Cidé would work on this one for a while. There were questions that needed answering, and swords that needed locating.
Glorious and all-encompassing Shadow, there were people that needed killing.
The quietness of the Dead Scar was interrupted by a singular gunshot from a rifle piercing through the skull of a ghoul, followed by the growls and roars of the group of Undead. As the skeletons and ghouls began to mass and move their way towards the gunshot, Zoey sheathed her rifle and pulled out her crossbows, one in each hand as she loaded both up with bolts and fired towards the group. Instead of bothering to worry abou the threat of combat she was actively seeking, all she could dwell on was the chaos of that last meeting. One dead, two betrayals and one departure. She thought there was potential back when she joined them in Northrend.

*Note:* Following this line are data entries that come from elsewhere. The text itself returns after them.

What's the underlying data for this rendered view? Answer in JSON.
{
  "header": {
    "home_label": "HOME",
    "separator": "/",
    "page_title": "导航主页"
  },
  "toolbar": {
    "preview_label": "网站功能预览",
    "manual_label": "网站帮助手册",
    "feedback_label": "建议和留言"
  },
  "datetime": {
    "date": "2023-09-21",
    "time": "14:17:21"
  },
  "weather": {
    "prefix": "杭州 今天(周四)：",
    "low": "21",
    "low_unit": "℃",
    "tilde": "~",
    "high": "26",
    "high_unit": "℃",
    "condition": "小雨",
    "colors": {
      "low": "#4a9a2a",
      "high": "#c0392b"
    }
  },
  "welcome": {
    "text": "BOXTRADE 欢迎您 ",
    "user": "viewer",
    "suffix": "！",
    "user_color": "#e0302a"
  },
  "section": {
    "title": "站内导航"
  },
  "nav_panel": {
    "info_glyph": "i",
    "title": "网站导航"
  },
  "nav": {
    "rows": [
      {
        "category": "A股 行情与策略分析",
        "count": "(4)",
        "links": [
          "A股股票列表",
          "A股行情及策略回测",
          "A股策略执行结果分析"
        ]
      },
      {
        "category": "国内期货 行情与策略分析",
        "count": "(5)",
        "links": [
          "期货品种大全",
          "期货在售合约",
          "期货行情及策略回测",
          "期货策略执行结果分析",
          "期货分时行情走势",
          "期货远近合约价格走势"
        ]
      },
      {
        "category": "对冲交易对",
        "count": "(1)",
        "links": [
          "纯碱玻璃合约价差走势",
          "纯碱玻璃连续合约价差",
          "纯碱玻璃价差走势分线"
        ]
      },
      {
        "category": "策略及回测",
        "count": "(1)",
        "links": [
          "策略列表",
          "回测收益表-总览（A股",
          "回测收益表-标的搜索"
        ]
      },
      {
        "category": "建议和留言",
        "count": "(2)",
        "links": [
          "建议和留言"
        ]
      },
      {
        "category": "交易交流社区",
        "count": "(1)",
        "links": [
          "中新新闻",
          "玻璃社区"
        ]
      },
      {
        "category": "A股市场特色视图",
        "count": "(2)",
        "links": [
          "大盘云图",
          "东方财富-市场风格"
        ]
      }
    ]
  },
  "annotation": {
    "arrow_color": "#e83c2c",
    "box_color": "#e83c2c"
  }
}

She moved to “embrace” one of the skeletons: Grabbing it and spinning it around, tossing it forward before she brought up a crossbow and planted a bolt cleanly into the skull, followed by a few more into the spine for good measure. Killing usually helped sate her bloodlust but the frustrations of the past few weeks kept her still wanting more and more to kill.
Zoey span on her heel, quickly sending her crossbow to smack an approaching ghoul in the head causing the beast to stumble backwards before Zoey pulled out her knife, dashing forward and planting it deep into it’s skull. She joined the Warband to ensure a safe future for her people in the wake of the Traitor Queen’s betrayal, but instead of taking the fight to the Forsaken’s enemies, the Warlord and his warband were too focused on internal conflict. Whoever the Sanguine Eye were, they weren’t a threat to her people. Intentionally killing herself in a staged fight to try and spark another war wouldn’t help her people either. With every kill in the scar she got, the more she wondered if the Warlord she joined was just some old deranged veteran fuelled by internal propaganda and a mean authoritarian streak.
Zoey sheathed her knife and moved to reload her crossbow. Though she had little issue with some of the Warband’s members, the Warlord they all so “blindly followed” had barely impressed her in the slightest. Still, maybe it wasn’t worth giving up on them -just- yet. Maybe she’d be wrong and the Warlord would turn his act around. Maybe his followers would overthrow him and a better leader would step up to rule the warband instead.
Zoey gazed down the Dead Scar, nearing the border of the Ghostlands she spied an Abomination idly lumbering around. She sheathed her crossbow and pulled her rifle back out once more, ready to continue her killing spree.
Maybe it was worth staying with the warband for now to see how all this plays out.